SPIRITUAL NURTURE FOR THE INTERIOR JOURNEY, CONNECTING HEARTS & SOULS

Friday, January 9, 2015

Honor of looking back

In celebration of writing Salon for the Soul for five years, I am looking back at my most-popular blogs, sharing their essence and patterns and, wondering, what the over-arching message may be. What speaks to people? Apparently surrender, handing over our brokenness, relying on God, following Jesus, finding our gifts in community, blaring at God out of loneliness and seeing ourselves as wounded healers. Thank you for the honor of sharing myself and hoping that, sometimes,  Salon for the Soul reflects your thoughts, beliefs and experiences.


#1 Spiritual nakedness

Lay your burden                                                                                                                         
at the feet of Christ.
Give yourself                                                                                                                         
unto me.

With those words murmured into my heart during worship, I was able to begin to truly surrender. I have been moving toward this process since June, when Spirit commanded me to lay down on a pew in a Meeting that wasn't my own and surrender.

Sunday, I did lay my troubles at Jesus' feet and gave the rest to God. Suddenly, I felt jolted awake, really awake. A golden light invaded me and I experienced a wonderful lightness. For me, this is surrender.

And, I believe I must do it every day. Every, single one.


#2 Please, use my brokenness

I awoke with a new prayer on my lips and in my heart yesterday:
Please, use my brokenness.

Certainly, I have prayed for healing and for God to use me, but never to use my brokenness. Before the words formed, there was an image of a mosaic, specifically the cement binding all of the broken pieces together and I knew that's where God, silently and mysteriously, resides. If I can admit that I am I pieces and give them to God, then something transformative can happen. Nothing of my own volition can make this change. I have to totally surrender and let God work.

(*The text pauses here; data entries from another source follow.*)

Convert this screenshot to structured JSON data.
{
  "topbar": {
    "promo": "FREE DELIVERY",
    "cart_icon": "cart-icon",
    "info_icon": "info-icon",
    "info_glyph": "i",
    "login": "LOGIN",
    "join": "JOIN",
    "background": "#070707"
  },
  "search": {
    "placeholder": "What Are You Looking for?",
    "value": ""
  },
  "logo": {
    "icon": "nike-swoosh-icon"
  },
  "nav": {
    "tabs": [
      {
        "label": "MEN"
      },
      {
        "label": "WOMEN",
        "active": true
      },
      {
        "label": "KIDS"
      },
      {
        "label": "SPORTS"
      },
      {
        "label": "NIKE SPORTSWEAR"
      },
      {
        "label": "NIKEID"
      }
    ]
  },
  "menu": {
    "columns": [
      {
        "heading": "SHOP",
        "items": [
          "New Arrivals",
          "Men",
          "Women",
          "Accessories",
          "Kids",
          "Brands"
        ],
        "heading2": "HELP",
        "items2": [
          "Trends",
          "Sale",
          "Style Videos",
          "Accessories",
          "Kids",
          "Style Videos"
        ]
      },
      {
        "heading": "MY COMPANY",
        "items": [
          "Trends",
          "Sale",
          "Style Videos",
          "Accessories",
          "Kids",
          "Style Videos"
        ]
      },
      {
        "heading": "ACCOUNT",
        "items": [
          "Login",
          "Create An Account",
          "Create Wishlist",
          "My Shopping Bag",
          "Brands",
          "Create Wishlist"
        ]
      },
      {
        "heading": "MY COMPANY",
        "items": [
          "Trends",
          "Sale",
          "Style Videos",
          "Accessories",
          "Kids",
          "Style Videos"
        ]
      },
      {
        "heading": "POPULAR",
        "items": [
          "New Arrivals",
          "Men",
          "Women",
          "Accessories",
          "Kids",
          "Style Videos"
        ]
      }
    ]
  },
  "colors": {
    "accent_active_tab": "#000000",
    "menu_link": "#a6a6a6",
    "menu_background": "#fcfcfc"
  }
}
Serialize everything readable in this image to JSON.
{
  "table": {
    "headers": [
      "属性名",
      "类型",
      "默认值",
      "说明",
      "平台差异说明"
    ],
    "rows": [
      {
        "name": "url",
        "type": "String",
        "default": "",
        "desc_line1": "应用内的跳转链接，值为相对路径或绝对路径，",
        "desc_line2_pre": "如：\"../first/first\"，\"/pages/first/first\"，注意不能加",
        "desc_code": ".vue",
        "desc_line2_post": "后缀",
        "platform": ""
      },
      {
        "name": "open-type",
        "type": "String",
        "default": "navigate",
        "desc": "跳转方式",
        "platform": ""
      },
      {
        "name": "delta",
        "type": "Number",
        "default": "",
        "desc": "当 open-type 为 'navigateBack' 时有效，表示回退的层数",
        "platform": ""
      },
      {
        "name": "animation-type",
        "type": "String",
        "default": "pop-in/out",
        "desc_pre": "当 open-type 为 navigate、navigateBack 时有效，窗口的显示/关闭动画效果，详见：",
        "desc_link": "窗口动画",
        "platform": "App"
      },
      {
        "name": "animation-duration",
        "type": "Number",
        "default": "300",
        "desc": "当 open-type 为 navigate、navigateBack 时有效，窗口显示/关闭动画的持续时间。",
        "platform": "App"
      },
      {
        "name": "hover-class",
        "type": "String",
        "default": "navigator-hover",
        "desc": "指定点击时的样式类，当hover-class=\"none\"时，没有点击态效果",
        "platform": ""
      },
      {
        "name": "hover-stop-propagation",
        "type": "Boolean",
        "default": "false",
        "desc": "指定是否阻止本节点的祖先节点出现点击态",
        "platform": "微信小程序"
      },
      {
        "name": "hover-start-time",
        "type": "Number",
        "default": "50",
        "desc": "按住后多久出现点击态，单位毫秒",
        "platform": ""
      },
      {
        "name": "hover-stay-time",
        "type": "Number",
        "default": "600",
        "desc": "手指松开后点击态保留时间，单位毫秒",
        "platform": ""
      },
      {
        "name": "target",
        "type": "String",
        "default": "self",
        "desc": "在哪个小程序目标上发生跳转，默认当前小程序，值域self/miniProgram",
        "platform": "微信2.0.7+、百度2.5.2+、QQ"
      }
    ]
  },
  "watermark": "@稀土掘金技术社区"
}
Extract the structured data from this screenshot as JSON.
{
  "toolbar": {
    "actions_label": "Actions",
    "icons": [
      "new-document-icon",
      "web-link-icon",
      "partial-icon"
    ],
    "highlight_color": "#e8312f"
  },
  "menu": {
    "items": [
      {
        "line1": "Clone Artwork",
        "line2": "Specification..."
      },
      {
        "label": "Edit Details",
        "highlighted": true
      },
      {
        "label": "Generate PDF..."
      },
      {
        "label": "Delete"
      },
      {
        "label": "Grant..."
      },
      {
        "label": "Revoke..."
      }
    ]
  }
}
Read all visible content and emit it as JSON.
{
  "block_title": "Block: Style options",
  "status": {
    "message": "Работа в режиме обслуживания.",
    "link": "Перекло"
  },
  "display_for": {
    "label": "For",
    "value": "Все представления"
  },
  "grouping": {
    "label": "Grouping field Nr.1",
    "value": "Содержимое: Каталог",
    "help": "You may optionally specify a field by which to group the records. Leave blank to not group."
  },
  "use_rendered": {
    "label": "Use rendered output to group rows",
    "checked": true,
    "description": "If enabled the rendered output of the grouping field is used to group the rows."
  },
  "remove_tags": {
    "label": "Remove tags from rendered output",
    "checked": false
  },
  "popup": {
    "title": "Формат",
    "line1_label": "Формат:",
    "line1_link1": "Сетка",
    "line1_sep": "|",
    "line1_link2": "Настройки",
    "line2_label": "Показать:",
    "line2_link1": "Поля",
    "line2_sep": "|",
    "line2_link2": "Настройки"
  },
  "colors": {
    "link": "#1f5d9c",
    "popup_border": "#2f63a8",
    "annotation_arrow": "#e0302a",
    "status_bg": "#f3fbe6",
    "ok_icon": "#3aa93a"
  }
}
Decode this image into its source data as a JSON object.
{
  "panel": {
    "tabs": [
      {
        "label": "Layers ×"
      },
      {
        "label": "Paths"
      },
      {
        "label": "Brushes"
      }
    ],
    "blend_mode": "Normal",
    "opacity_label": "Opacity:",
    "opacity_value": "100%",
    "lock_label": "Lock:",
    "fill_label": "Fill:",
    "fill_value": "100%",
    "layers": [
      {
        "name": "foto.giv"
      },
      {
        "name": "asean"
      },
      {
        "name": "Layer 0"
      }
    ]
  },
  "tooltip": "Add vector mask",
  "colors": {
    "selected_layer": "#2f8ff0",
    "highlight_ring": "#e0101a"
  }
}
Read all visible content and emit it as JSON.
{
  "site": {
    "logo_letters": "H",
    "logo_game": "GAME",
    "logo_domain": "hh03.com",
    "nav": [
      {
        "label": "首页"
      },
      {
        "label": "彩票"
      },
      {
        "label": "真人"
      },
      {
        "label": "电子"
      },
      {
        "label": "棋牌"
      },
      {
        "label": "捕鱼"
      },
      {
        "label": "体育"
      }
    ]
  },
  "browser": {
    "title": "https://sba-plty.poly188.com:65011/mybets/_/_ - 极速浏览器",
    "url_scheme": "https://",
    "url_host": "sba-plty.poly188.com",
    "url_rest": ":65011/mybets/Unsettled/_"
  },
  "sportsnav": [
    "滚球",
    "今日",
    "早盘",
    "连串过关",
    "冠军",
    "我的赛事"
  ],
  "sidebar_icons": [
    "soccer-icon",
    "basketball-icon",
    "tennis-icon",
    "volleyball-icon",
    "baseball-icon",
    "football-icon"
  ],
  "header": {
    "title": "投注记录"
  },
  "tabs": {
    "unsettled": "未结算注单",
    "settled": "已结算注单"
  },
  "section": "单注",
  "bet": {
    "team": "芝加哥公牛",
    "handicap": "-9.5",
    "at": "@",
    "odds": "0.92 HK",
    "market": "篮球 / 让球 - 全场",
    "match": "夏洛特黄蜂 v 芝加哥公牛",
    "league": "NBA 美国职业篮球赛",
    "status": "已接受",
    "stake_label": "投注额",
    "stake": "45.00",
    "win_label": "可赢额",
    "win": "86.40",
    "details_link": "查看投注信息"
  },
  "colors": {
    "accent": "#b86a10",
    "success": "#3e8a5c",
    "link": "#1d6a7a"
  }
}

Am I brave enough for that surrender?

Full text: http://salonforthesoul.blogspot.com/2011/11/please-use-my-brokenness.html


#3 Present in the midst

FRIDAY
Driving home from Cleveland, I noticed a peaceful patch of woods and longed to be there, out in Nature and away from the artificiality of the hospital.

SATURDAY
I so craved Mother Nature to recover from the week. After peaking outside, I knew my recovery meant getting out there.

SUNDAY
As I sat in worship, soaking in the sacredness, someone smelling of soap and sausage plopped next to me. Permeated, I reluctantly opened my eyes to my friend Patia. "I thought you could use an angel," she said as she kissed my cheek and offered her hand. 

MONDAY
Hurriedly walking to yoga, then catching the silken sky reminded me of how much more there is to life than my current obsessions. "Lift me out of my littleness," I murmured as a prayer.

WEDNESDAY
In my sacred, Quaker Meetinghouse, joyfully finalizing details for a workshop on sacred pain with a beloved partner, I spot a voicemail message. My father says my mother has been moved out of the ICU. THANK YOU, I sing and dance.

THURSDAY
I sink my teeth back into centering prayer, almost strangled by the phrase "the end of time.” Not end of the world or humanity, but the end of time. I live so constrained by time. Pushed and rushed. What would it be like to live outside of time? To do and act when Divinely inspired?

FRIDAY
My youngest wakes up sick and I am anxious about bringing my mom back next week. The anxiety mounts. I remind myself that I've had a few terrific days making spiritual connections. That I have felt God present and that she will figure all of this out. The burden is not mine.

Oh yeah, I remember.

#4 A Quaker considers guns

I really do wonder how Jesus would handle this. I think he'd take a deeper look at society and see where we are failing and demand we fix it. First, however,  he'd probably walk up, unarmed, to the shooter taking his chances and look him in the eye, witnessing his wholeness and goodness, not just the evil he projects. After all, the shooter is as much a child of God as his victims.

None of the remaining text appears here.